Şarkın en sevgili Sultan'ı Selahaddin ve zamanının İskenderi Yavuz Sultan Selim rehberimizdir. Aynı duaya âmin diyoruz. Ayasofya bizimdir. Diyarbakır Hz. Süleyman Camii ve Fatih Camii'ni o temizledi ve inşallah, HARRAN ULU CAMİİ'ni de o ihya edecek ve orada Moğollardan 880 sonra ilk namazı birlikte kılacağız.

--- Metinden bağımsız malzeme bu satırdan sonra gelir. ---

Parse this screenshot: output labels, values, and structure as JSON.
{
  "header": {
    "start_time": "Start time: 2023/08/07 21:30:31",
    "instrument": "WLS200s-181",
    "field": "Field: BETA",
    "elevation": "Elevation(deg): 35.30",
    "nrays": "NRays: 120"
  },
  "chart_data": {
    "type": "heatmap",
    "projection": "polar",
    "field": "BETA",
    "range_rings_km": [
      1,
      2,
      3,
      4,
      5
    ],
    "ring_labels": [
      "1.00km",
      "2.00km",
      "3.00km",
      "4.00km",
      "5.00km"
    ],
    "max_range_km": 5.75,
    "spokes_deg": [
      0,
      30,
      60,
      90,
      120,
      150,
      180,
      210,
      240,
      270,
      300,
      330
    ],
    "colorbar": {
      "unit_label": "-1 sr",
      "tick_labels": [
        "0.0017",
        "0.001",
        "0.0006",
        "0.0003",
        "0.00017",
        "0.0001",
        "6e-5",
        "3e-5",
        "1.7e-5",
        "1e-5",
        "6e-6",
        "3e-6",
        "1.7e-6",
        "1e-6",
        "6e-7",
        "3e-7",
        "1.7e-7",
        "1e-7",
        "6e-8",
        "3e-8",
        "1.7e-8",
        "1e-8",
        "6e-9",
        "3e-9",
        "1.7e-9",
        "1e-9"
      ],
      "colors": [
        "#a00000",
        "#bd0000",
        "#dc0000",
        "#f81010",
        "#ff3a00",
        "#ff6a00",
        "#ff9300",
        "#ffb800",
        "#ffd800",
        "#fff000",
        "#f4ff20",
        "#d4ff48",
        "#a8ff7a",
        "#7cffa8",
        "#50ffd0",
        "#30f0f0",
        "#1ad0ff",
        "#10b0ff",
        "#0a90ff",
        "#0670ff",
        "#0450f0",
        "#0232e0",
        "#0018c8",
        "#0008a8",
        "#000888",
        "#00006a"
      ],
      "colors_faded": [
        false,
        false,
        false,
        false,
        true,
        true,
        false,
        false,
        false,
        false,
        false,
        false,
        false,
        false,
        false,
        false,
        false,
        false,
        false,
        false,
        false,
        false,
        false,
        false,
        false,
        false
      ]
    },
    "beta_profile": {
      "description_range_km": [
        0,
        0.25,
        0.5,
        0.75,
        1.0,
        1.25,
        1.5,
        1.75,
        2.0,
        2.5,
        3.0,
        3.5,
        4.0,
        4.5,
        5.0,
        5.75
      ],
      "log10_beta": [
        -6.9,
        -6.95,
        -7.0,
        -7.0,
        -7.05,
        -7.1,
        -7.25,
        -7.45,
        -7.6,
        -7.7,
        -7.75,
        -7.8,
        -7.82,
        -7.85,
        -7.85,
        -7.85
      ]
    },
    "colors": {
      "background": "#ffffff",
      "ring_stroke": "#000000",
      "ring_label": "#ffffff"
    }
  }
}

GAP'ı birlikte tamamlayacağız. Bereketli Hilal Birliğini birlikte sağlayacağız. 14 Mayıs seçimleri bu anlamda bize ümit ışığı oldu ve Haçlıların bu topraklarda ümidi kalmadı artık. 28 Mayıs seçimleri siyasi Sakarya Meydan Muharebesidir. Tıpkı 100 yüzyıl önce TBMM'nin açılmasından dahi 12 gün önce Urfa'yı kurtarıp Şanlıurfa yaptığımız gibi tekrar RECEP TAYYİP ERDOĞAN'I TEKRAR BAŞKAN YAPACAĞIZ.

Kürdüm deyip Kürtleri Batı'ya hamal yapan Mankurtları mağaralarına ve deliklerine tıkayacağız. 14 Mayıs seçimlerinde görüldüğü gibi Müslüman Kürtleri temsilen Hüda Par, artık ben de varım diyor. HDPKK, 2 milyon oy kaybetmiş ve Kürtlerin partisi benim diyemez. Millet İttifakı yerine, Kürtlerin temel ilkelerine bağlı Cumhur İttifakı Fatih Erbakan ve Zekeriya Yapıcıoğlu ile bölgeye daha duyarlı hale gelmiş ve Büyük Türkiye'den, Türkiye Yüzyılı'na geçişte AK Parti'ye kanat olmuşlardır.

HDPKK, Kürt gençlerin beyniyle beslenen zalim Dehhaktır. Buna karşı Cumhur İttifakı, onu öldüren Demirci Kava'dır. Bu nedenle 28 Mayıs Cumhurbaşkanlığı seçimlerinde Kürtler kültürü, tarihi, inancı ve geleceği adına Cumhur İttifakı lideri Recep Tayyip ERDOĞAN'a oy vermelidir.